The source proposes a five-element model — (1) smart-contract layer, (2) tokenization, (3) RFID/IoT/QR verification, (4) direct P2P cooperative formation, (5) a community settlement currency — best applied when built around existing cooperatives, geographically scoped, solving a real trust problem (not blockchain-for-its-own-sake), offline-capable, and integrated with existing financial services.

Wholefolk's stance: This is the source's recommendation, not a wholefolk design commitment. Several elements (smart contracts, on-chain tokenization) are upstream assumptions wholefolk should evaluate independently rather than inherit. See Architecture — Anti-goals.

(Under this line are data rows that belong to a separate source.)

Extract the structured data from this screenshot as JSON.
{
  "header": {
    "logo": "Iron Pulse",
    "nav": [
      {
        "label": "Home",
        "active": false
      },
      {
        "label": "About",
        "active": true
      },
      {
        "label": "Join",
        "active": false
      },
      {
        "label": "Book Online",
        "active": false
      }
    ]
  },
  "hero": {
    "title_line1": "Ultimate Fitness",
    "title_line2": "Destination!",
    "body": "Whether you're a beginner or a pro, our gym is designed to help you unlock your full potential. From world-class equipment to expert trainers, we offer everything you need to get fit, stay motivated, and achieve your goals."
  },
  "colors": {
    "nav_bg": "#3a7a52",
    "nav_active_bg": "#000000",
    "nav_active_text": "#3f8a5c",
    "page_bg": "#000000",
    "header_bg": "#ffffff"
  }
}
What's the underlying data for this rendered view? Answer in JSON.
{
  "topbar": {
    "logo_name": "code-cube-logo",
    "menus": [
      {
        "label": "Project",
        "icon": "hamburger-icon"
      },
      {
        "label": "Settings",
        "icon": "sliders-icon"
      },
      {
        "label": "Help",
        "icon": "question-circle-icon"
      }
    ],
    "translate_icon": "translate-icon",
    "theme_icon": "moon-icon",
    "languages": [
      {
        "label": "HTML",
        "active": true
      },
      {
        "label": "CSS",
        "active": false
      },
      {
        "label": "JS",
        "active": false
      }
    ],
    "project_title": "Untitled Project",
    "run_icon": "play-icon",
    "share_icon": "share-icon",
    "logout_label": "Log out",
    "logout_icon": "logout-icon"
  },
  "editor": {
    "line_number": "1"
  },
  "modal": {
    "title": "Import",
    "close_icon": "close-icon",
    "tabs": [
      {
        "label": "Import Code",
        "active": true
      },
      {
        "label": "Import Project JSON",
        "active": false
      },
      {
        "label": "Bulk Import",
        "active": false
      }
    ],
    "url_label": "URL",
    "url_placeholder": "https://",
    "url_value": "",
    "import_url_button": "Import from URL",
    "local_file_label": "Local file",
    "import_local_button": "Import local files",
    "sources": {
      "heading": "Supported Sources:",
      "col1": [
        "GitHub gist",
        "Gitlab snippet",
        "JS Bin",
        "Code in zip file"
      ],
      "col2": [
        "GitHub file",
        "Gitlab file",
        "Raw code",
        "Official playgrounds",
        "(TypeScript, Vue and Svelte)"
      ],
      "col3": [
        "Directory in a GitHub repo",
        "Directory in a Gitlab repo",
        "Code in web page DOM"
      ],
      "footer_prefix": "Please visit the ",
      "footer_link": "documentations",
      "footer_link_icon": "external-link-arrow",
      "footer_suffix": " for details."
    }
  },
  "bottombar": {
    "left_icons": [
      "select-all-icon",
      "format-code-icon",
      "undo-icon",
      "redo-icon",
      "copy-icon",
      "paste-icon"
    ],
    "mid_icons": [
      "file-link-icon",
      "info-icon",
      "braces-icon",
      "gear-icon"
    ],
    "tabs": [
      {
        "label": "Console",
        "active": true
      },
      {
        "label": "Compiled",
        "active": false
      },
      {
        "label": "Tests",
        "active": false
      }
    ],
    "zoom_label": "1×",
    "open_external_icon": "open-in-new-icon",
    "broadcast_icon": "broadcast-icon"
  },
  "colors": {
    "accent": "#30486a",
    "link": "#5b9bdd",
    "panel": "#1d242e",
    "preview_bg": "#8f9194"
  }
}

Verification debt (Sources Needed)

Each claim above lacks a primary source. Every metric, date, and quote — TE-FOOD's scale figures, Sarafu's grant amount and exchange date, Breadcoin's blockchain-vs-centralized-ledger question, Hullcoin's operating status and circulation-loop verification, Dimitra's awards/partnerships, the Coffee Board's "first of its kind" claim and grower counts, the Walmart/IBM and Fundão pilots, and whether the "Colombian co-op → Portland roaster" example is a real deployment or an illustrative scenario — must be resolved with a primary source before external citation. On attachment, the corresponding [HYPOTHESIS] marker is upgraded.

Likely missing from this survey

Categories at least as relevant as the above, to add before the comparison matrix is finalized: food co-op platform software (Open Food Network, FoodHub, GrazeCart, Local Food Marketplace); CSA management tools (Harvie, Member Assembler); mutual-aid distribution apps (direct precedents to MPowerUP's model); Mondragón-style cooperative procurement (long-standing, non-blockchain, large-scale); buyers' clubs / aggregated buying; and public-procurement transparency platforms (open contracting / OCDS).

Next research steps

  • Attach a primary source to every metric and date above.
  • Dispatch the Red Team / Adversarial Tester agent to surface counter-evidence and dead projects.
  • Add 3–5 missing systems and a carbon dimension to the comparison matrix.